Among other things, the government will have to give advance notice to the news media about subpoena requests for reporters' phone records unless the attorney general determines that "for compelling reasons" such notice would pose a clear and substantial threat to the integrity of the leak investigation.
"It is expected that only the rare case would present the attorney general with the requisite compelling reasons to justify a delayed notification," the Justice Department report issued Friday said.
Also under the new guidelines, the government will issue search warrants directed at a reporter's email only when that reporter is the focus of a criminal investigation for conduct not connected to ordinary newsgathering activities.
"Under this revised policy, the department would not seek search warrants … if the sole purpose is the investigation of a person other than the member of the news media," the report stated. The Attorney General himself would have to approve all such search warrants.
Reaction to the new guidelines was generally positive.
Erin Madigan White, the AP's senior media relations manager, said the news agency "is gratified that the Department of Justice took our concerns seriously.”

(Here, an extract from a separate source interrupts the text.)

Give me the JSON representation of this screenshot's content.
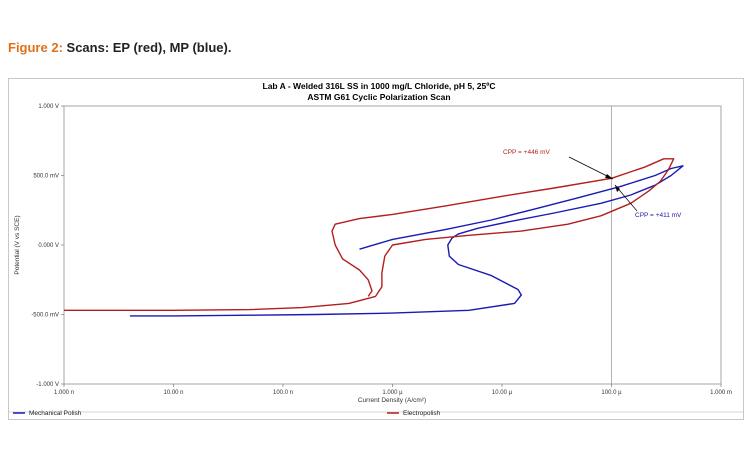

“The description of the new guidelines released today indicates they will result in meaningful, additional protection for journalists,” she said. “We'll obviously be reviewing them more closely when the actual language of the guidelines is released, but we are heartened by this step."
David Anderson, an expert in media law at the University of Texas at Austin, said the changes would make a "substantial difference" because US attorneys who want news media records would have to "jump through some hoops" to get them, according to a Reuters report.